Adversarial Attacks on Automatic Speech Recognition Models
Introduction
The paper "Whisper Smarter, not Harder: Adversarial Attack on Partial Suppression" investigates the susceptibility of Automatic Speech Recognition (ASR) models, such as Whisper, to adversarial attacks. The authors explore the robustness and imperceptibility of these attacks and suggest improvements by loosening the strict criteria for attack success. The study also examines potential defenses against these attacks, particularly focusing on low-pass filter techniques to mitigate attack impacts.
Complete Suppression Attacks
Overview and Methodology
The study employs gradient-based training to generate universal adversarial snippets, aiming for complete suppression of ASR output by inducing premature generation of the EOS token in Whisper models. The robustness of these attacks is tested by varying the attack snippet's magnitude, length, and position. The paper posits that recommended parameters for smaller models can be optimized to increase attack imperceptibility without sacrificing effectiveness.
Experimental Results
The results indicate that reducing the attack magnitude (clamp limit ε) further than previously recommended still maintains efficacy for smaller models (Figure 1).

Figure 1: The ∅ and ASL graphs over various clamp values on the logarithmic scale, with ε1​ and ε2​ notated as orange and blue dotted lines respectively.
Additionally, the suggested snippet length (L=0.64s) can be reduced to around L=0.4s while preserving attack strength, as demonstrated in Figure 2.

Figure 2: The ∅ and ASL graphs over various lengths, with L1​ and L2​ notated as orange and blue dotted lines respectively.
Partial Suppression Attacks
Introduction to Partial Suppression
An alternative approach to adversarial attack focuses on partial suppression, allowing some token generation rather than complete shutdown. This less stringent objective can potentially enhance attack robustness and imperceptibility, highlighting the trade-off between attack efficiency and audibility.
Metrics and Results
New metrics such as adjusted BLEU scores and WER are adopted to evaluate disruptiveness over complete suppression indicators. Figure 3 reflects the results showing strong disruptiveness even with reduced clamp limits.
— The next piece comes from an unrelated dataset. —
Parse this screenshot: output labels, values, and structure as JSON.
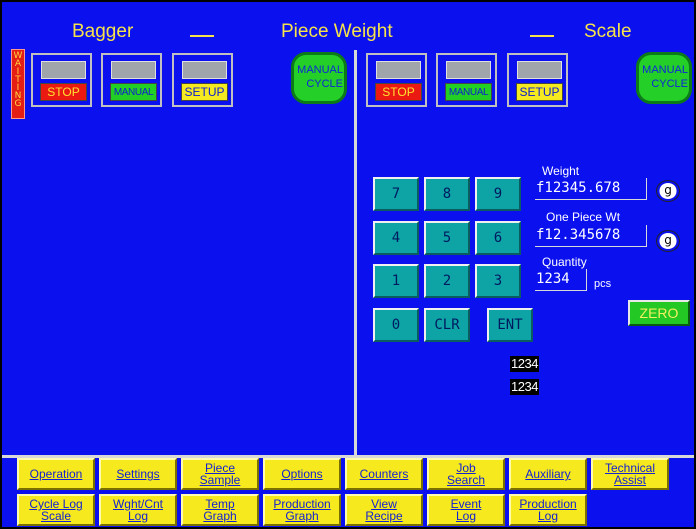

Figure 3: The ∅, ASL, BLEU score, and WER graphs over various clamp limits, with ε2​ and ε3​ notated as orange and blue dotted lines respectively.
Similarly, an effective attack length for partial suppression is identified as L=0.3s, a reduction from L=0.4s.
Transferability and Robustness
The paper also examines the transferability of attack methods across ASR model sizes. Although both complete and partial suppression attacks show limited transferability between Whisper models of different sizes, the partial suppression approach suggests a marginal improvement in disrupting outputs.
Defense Mechanisms
Evaluated Defenses
The paper evaluates basic audio defenses, particularly Mu-Law compression and Butterworth low-pass filters. Mu-Law compression proves ineffective in mitigating attack effects. On the contrary, low-pass filters demonstrate potential, with specific cut-off frequencies significantly reducing adversarial impact (Figure 4).
Figure 4: α%​ over a range of cut-off frequencies.
Conclusion
The research provides evidence for improving adversarial attacks against ASR systems through reduced input perturbation. It advocates for partial suppression as a promising method for attack enhancement. Additionally, conventional audio filter defenses, specifically low-pass filters, could form the foundation for future ASR model defenses. These findings primarily pertain to smaller Whisper models, signaling future research directives to assess generalizability to larger ASR systems.